Dans les communes de 2500 habitants et plus, des « commissions de propagande », instances indépendantes installées à la préfecture (elles sont composées d’un magistrat désigné par le premier président de la cour d’appel, président, d’un fonctionnaire désigné par le préfet et d’un représentant de l’opérateur chargé de l’envoi de la propagande), se sont réunies une première fois en début de semaine et ont « pré-validé » les professions de foi et les bulletins de vote des candidats. Elles se réuniront encore en fin de semaine pour recevoir et valider la propagande des candidats avant l’envoi aux bureaux de vote et aux électeurs, qui doit intervenir d’après le code électoral « au plus tard le mercredi précédant le premier tour de scrutin et, en cas de ballottage, le jeudi précédant le second tour » (art. R. 34 du code électoral).

Dans les communes de 1000 à 2500 habitants, la propagande officielle est prévue mais distribuée par les candidats eux-mêmes. Dans les communes de moins de 1000 habitants en revanche, il n’existe ni propagande officielle ni remboursement en raison du mode de scrutin.

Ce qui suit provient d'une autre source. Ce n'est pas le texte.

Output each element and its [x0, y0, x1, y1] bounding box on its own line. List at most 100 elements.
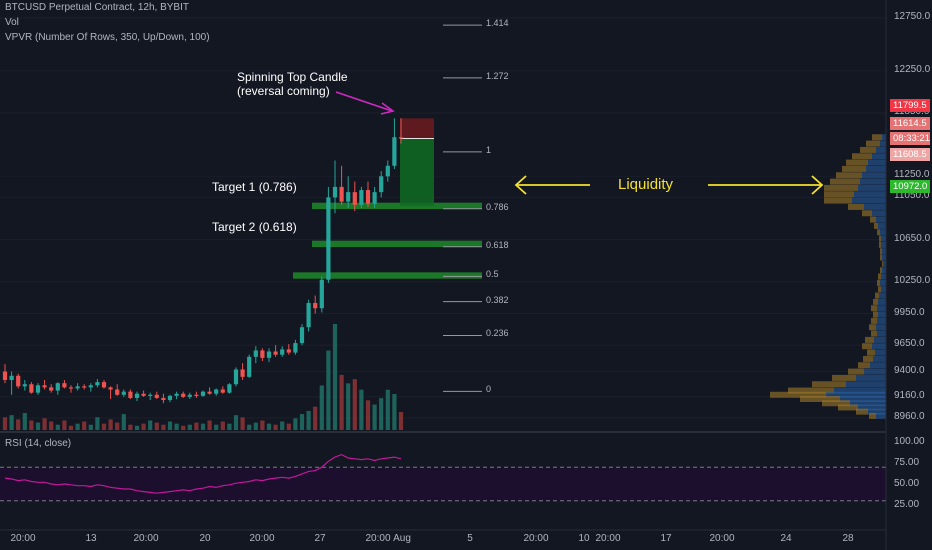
candle-body — [194, 394, 199, 396]
candle-body — [319, 279, 324, 309]
vol-legend[interactable]: Vol — [5, 17, 19, 28]
candle-body — [95, 382, 100, 386]
rsi-pane — [0, 453, 886, 502]
vpvr-row-up — [850, 400, 886, 407]
volume-bar — [372, 404, 377, 430]
volume-bar — [240, 417, 245, 430]
time-tick-label: 20:00 — [10, 533, 36, 544]
candle-body — [75, 386, 80, 389]
fib-level-label: 0.786 — [486, 201, 509, 212]
volume-bar — [352, 379, 357, 430]
vpvr-row-up — [880, 229, 886, 236]
candle-body — [326, 197, 331, 280]
symbol-legend[interactable]: BTCUSD Perpetual Contract, 12h, BYBIT — [5, 2, 189, 13]
volume-bar — [22, 413, 27, 430]
vpvr-row-up — [877, 305, 886, 312]
volume-bar — [161, 424, 166, 430]
vpvr-legend[interactable]: VPVR (Number Of Rows, 350, Up/Down, 100) — [5, 32, 210, 43]
short-position-tool[interactable] — [400, 118, 434, 206]
price-tick-label: 9950.0 — [894, 306, 925, 318]
vpvr-row-down — [862, 343, 872, 350]
vpvr-row-up — [864, 368, 886, 375]
price-tick-label: 11050.0 — [894, 190, 930, 202]
volume-bar — [82, 421, 87, 430]
vpvr-row-up — [834, 387, 886, 394]
candle-body — [154, 394, 159, 398]
candle-body — [286, 349, 291, 353]
vpvr-row-down — [800, 396, 840, 403]
vpvr-row-up — [878, 222, 886, 229]
price-tick-label: 9160.0 — [894, 389, 925, 401]
volume-bar — [2, 417, 8, 430]
vpvr-row-down — [878, 286, 881, 293]
volume-bar — [385, 389, 390, 430]
target1-annotation: Target 1 (0.786) — [212, 180, 297, 194]
price-tick-label: 9400.0 — [894, 364, 925, 376]
vpvr-row-down — [812, 381, 846, 388]
volume-bar — [128, 424, 133, 430]
volume-bar — [273, 424, 278, 430]
rsi-line — [4, 453, 402, 494]
fib-level-label: 0.236 — [486, 328, 509, 339]
vpvr-row-up — [874, 336, 886, 343]
time-tick-label: 10 — [578, 533, 590, 544]
vpvr-row-down — [879, 235, 881, 242]
vpvr-row-down — [848, 203, 864, 210]
vpvr-row-down — [880, 248, 882, 255]
candle-body — [9, 375, 14, 381]
rsi-tick-label: 25.00 — [894, 499, 920, 510]
candle-body — [128, 391, 133, 398]
volume-bar — [154, 422, 159, 430]
vpvr-row-up — [872, 153, 886, 160]
volume-bar — [392, 393, 397, 430]
price-tick-label: 9650.0 — [894, 338, 925, 350]
time-tick-label: 20:00 — [523, 533, 549, 544]
vpvr-row-down — [858, 362, 870, 369]
vpvr-row-down — [832, 374, 856, 381]
vpvr-row-down — [862, 210, 872, 217]
vpvr-row-down — [874, 222, 878, 229]
vpvr-row-up — [882, 248, 886, 255]
volume-bar — [68, 425, 74, 430]
vpvr-row-down — [860, 146, 876, 153]
candle-body — [88, 385, 93, 388]
vpvr-row-down — [879, 241, 881, 248]
liquidity-left-arrow-head — [514, 175, 527, 195]
vpvr-row-down — [852, 153, 872, 160]
candle-body — [161, 397, 166, 401]
volume-bar — [101, 423, 107, 430]
candle-body — [108, 387, 113, 390]
vpvr-row-up — [876, 324, 886, 331]
rsi-legend[interactable]: RSI (14, close) — [5, 438, 72, 449]
candle-body — [379, 176, 384, 193]
vpvr-row-up — [880, 279, 886, 286]
time-tick-label: 20:00 — [133, 533, 159, 544]
volume-bar — [313, 406, 318, 430]
vpvr-row-up — [862, 172, 886, 179]
candle-body — [82, 386, 87, 388]
price-tick-label: 10650.0 — [894, 232, 931, 244]
vpvr-row-down — [846, 159, 868, 166]
vpvr-row-down — [869, 324, 876, 331]
vpvr-row-up — [868, 159, 886, 166]
vpvr-row-up — [872, 210, 886, 217]
vpvr-row-down — [838, 404, 858, 411]
volume-bar — [233, 415, 239, 430]
volume-bar — [134, 425, 140, 430]
vpvr-row-down — [824, 184, 858, 191]
spinning-top-arrow-shaft — [335, 91, 393, 112]
price-tick-label: 12750.0 — [894, 11, 931, 22]
candle-body — [233, 369, 239, 385]
vpvr-row-up — [882, 134, 886, 141]
candle-body — [101, 382, 107, 388]
vpvr-row-up — [860, 178, 886, 185]
candle-body — [207, 391, 212, 394]
fib-zone-0.5 — [293, 272, 482, 279]
vpvr-row-down — [866, 140, 880, 147]
volume-bar — [214, 424, 219, 430]
volume-bar — [9, 415, 14, 430]
vpvr-row-down — [824, 197, 852, 204]
candle-body — [141, 393, 146, 396]
price-tick-label: 8960.0 — [894, 411, 925, 422]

Cette propagande officielle est remboursée aux candidats qui obtiennent au moins 5 % des suffrages exprimés (art. L. 243). Si elle peut donc être facilement utilisée par les forces politiques ayant une audience suffisante, son accès est beaucoup plus difficile pour les très petites listes. Le système d’égalité trouve une limite dans sa soutenabilité financière.

Le retour en grâce de la propagande officielle ?

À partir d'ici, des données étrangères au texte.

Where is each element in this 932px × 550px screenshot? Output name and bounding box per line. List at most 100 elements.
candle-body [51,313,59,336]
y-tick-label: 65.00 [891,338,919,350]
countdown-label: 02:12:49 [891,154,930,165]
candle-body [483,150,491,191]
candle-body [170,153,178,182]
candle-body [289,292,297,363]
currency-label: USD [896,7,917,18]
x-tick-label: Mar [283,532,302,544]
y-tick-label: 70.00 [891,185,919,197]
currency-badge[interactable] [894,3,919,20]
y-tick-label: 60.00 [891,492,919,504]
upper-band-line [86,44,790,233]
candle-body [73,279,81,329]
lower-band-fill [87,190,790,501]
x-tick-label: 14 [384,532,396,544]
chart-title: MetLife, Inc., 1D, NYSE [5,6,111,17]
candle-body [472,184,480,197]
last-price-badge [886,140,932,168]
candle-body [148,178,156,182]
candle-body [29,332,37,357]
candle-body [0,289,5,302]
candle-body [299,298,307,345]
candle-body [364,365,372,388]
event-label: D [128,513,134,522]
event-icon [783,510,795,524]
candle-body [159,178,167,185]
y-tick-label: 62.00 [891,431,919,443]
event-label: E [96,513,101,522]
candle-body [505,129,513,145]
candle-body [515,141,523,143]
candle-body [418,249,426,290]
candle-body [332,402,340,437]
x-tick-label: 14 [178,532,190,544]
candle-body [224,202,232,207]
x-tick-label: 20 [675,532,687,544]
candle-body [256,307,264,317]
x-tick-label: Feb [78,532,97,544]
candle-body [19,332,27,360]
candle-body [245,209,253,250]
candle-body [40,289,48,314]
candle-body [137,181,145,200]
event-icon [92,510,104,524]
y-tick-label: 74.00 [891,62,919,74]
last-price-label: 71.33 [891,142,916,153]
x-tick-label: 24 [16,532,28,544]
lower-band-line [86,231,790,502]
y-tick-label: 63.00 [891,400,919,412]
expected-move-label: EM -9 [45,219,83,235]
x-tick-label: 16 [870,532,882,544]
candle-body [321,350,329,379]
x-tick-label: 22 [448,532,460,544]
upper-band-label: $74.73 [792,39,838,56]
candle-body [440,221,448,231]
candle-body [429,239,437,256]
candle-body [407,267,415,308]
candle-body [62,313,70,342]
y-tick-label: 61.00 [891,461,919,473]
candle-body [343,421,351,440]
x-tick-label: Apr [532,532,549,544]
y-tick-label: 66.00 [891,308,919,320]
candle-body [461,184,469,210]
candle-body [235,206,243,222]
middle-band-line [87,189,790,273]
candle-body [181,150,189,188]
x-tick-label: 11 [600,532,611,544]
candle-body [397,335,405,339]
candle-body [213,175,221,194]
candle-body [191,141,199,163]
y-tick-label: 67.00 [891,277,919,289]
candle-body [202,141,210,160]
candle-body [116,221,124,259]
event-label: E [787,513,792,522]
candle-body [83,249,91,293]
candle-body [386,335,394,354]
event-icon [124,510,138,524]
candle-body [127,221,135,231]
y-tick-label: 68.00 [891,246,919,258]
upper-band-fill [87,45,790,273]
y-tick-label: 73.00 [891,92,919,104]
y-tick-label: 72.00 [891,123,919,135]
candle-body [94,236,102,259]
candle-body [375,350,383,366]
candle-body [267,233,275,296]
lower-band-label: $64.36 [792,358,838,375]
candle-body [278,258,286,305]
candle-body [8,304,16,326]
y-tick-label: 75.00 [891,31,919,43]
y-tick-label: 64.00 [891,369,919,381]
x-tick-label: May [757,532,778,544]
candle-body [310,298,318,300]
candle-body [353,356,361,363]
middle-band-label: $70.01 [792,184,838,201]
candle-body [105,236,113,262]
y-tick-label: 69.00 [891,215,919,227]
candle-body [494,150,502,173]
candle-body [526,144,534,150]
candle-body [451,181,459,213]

La propagande officielle est critiquée depuis de nombreuses années. On conteste d’abord son utilité : il est certain que les Français disposent aujourd’hui de très nombreuses manières de s’informer sur les candidats et sur leurs programmes (presse, médias, internet, réseaux sociaux, etc.) très en amont du scrutin, et pour beaucoup d’entre eux n’attendent pas la dernière semaine avant l’élection pour se faire une opinion politique. Mais on conteste surtout son coût : ainsi, l’Etat a budgété 65,7 millions d’euros pour financer la propagande officielle des candidats aux élections municipales de mars 2020, ce qui est une somme considérable. L’exécutif a tenté à plusieurs reprises de supprimer la propagande officielle au profit d’une dématérialisation de celle-ci, notamment lors des projets de loi de finances pour 2014, 2015 et 2017. Le Sénat s’y est toujours opposé.

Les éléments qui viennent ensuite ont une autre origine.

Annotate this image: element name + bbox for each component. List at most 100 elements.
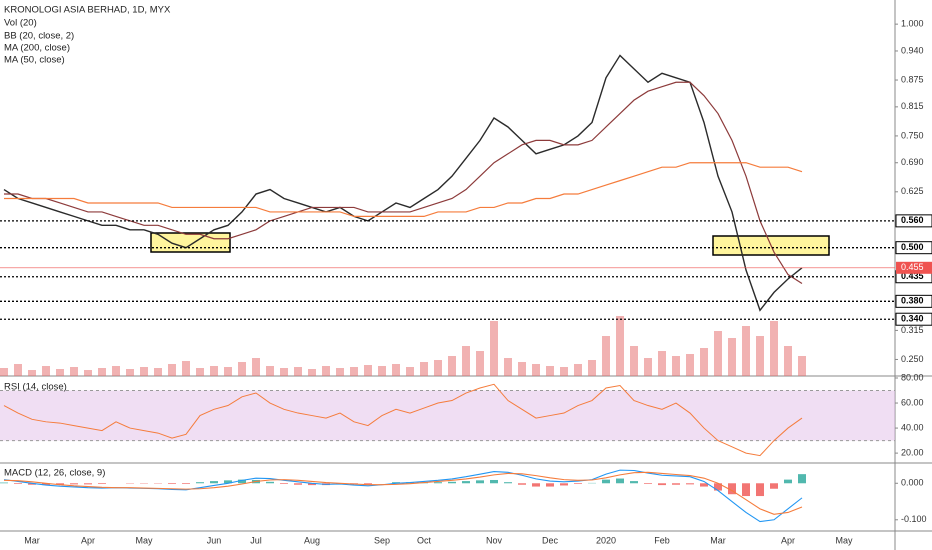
volume-bar — [266, 366, 274, 376]
histogram-bar — [98, 483, 106, 485]
histogram-bar — [546, 483, 554, 487]
volume-bar — [686, 354, 694, 376]
histogram-bar — [532, 483, 540, 487]
volume-bar — [364, 365, 372, 376]
y-tick-label: 0.690 — [901, 157, 924, 167]
volume-bar — [322, 366, 330, 376]
x-tick-label: 2020 — [596, 535, 616, 545]
volume-bar — [252, 358, 260, 376]
level-label: 0.435 — [901, 271, 924, 281]
volume-bar — [98, 368, 106, 376]
price-line — [3, 54, 803, 312]
histogram-bar — [798, 474, 806, 484]
histogram-bar — [644, 483, 652, 485]
histogram-bar — [616, 478, 624, 484]
volume-bar — [210, 366, 218, 376]
volume-bar — [154, 368, 162, 376]
histogram-bar — [686, 483, 694, 485]
volume-bar — [280, 368, 288, 376]
volume-bar — [14, 364, 22, 376]
histogram-bar — [364, 483, 372, 485]
histogram-bar — [434, 482, 442, 484]
y-tick-label: 0.875 — [901, 74, 924, 84]
y-tick-label: 80.00 — [901, 372, 924, 382]
volume-bar — [168, 364, 176, 376]
volume-bar — [308, 369, 316, 376]
volume-bar — [476, 351, 484, 376]
macd-title: MACD (12, 26, close, 9) — [4, 468, 105, 479]
histogram-bar — [210, 481, 218, 484]
histogram-bar — [756, 483, 764, 497]
histogram-bar — [196, 482, 204, 484]
volume-bar — [644, 358, 652, 376]
volume-bar — [756, 336, 764, 376]
volume-bar — [420, 362, 428, 376]
histogram-bar — [742, 483, 750, 497]
volume-bar — [630, 346, 638, 376]
volume-bar — [728, 338, 736, 376]
level-label: 0.340 — [901, 314, 924, 324]
indicator-label: MA (50, close) — [4, 55, 65, 66]
volume-bar — [784, 346, 792, 376]
y-tick-label: 0.315 — [901, 325, 924, 335]
y-tick-label: 0.250 — [901, 354, 924, 364]
volume-bar — [224, 367, 232, 376]
rsi-title: RSI (14, close) — [4, 382, 67, 393]
level-label: 0.560 — [901, 215, 924, 225]
histogram-bar — [700, 483, 708, 487]
histogram-bar — [0, 482, 8, 484]
volume-bar — [70, 367, 78, 376]
histogram-bar — [84, 483, 92, 485]
x-tick-label: May — [835, 535, 853, 545]
x-tick-label: Aug — [304, 535, 320, 545]
volume-bar — [84, 370, 92, 376]
histogram-bar — [560, 483, 568, 486]
histogram-bar — [168, 483, 176, 485]
volume-bar — [574, 364, 582, 376]
histogram-bar — [238, 479, 246, 484]
level-label: 0.380 — [901, 296, 924, 306]
histogram-bar — [70, 483, 78, 485]
volume-bar — [294, 367, 302, 376]
y-tick-label: 0.750 — [901, 130, 924, 140]
volume-bar — [0, 368, 8, 376]
volume-bar — [504, 358, 512, 376]
volume-bar — [434, 360, 442, 376]
x-tick-label: Mar — [710, 535, 726, 545]
level-label: 0.500 — [901, 242, 924, 252]
histogram-bar — [658, 483, 666, 486]
x-tick-label: Jul — [250, 535, 262, 545]
plot-layer: 1.000 0.940 0.875 0.815 0.750 0.690 0.625 0.315… — [0, 19, 932, 545]
level-label-box — [895, 294, 932, 308]
y-tick-label: 1.000 — [901, 19, 924, 29]
histogram-bar — [490, 479, 498, 484]
y-tick-label: 60.00 — [901, 397, 924, 407]
rsi-band — [0, 390, 895, 441]
histogram-bar — [294, 483, 302, 485]
histogram-bar — [784, 479, 792, 484]
volume-bar — [672, 356, 680, 376]
last-price-label: 0.455 — [901, 262, 924, 272]
histogram-bar — [672, 483, 680, 485]
x-tick-label: Sep — [374, 535, 390, 545]
volume-bar — [126, 369, 134, 376]
x-tick-label: Nov — [486, 535, 503, 545]
volume-bar — [658, 351, 666, 376]
level-label-box — [895, 312, 932, 326]
moving-average — [4, 162, 803, 217]
histogram-bar — [462, 481, 470, 484]
histogram-bar — [448, 481, 456, 484]
volume-bar — [28, 370, 36, 376]
volume-bar — [560, 367, 568, 376]
level-label-box — [895, 214, 932, 228]
chart-title: KRONOLOGI ASIA BERHAD, 1D, MYX — [4, 5, 171, 16]
histogram-bar — [504, 482, 512, 484]
volume-bar — [350, 367, 358, 376]
histogram-bar — [714, 483, 722, 491]
last-price-box — [896, 261, 932, 274]
histogram-bar — [280, 483, 288, 485]
volume-bar — [238, 362, 246, 376]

Cet aspect des choses est d’ailleurs à prendre en compte dans le raisonnement du Gouvernement qui se refuse pour l’instant à reporter les élections municipales. Les rotatives ont en effet tourné toute la semaine. Le coût d’un report des élections serait considérable, car il faudrait indemniser tous les candidats. Et cela, c’est sans compter l’autre budget du remboursement des dépenses électorales des 6 précédents mois de campagne dans les communes de 9000 habitants et plus où s’applique le système des comptes de campagne.

Les arguments pour soutenir le maintien de la propagande officielle malgré son coût sont les suivants : son caractère de « tradition républicaine », le fait de favoriser par ce biais une égalité entre les candidats, l’utilité de ce dispositif pour les personnes âgées ou pour les personnes vivant dans des zones blanches. A ces arguments classiques peut sans doute être ajouté aujourd’hui le fait que les électeurs se décident souvent au dernier moment.

Désormais, les défenseurs de la propagande officielle pourront sans doute trouver dans la crise virale du Coronavirus un argument supplémentaire pour la maintenir. Alors que dans un certain nombre d’endroits, les meetings, réunions, poignées de main et tractages sur les marchés seront limités, beaucoup de Français attacheront peut-être une importance plus grande que lors des précédentes élections à cette propagande officielle pour se faire un avis en dernière analyse. Cela sera surtout le cas dans les départements où des restrictions importantes vont être imposées, et ce pourrait même être un argument pour le juge si celui-ci est conduit à apprécier la sincérité du scrutin : le fait que la campagne officielle ait pu utilement suppléer à ces perturbations.

Cela ne serait pas le moindre des paradoxes : que le produit de la modernisation (ici un virus venu de Chine) nous conduise à revenir à un dispositif souvent jugé archaïque… petite vengeance de l’Histoire.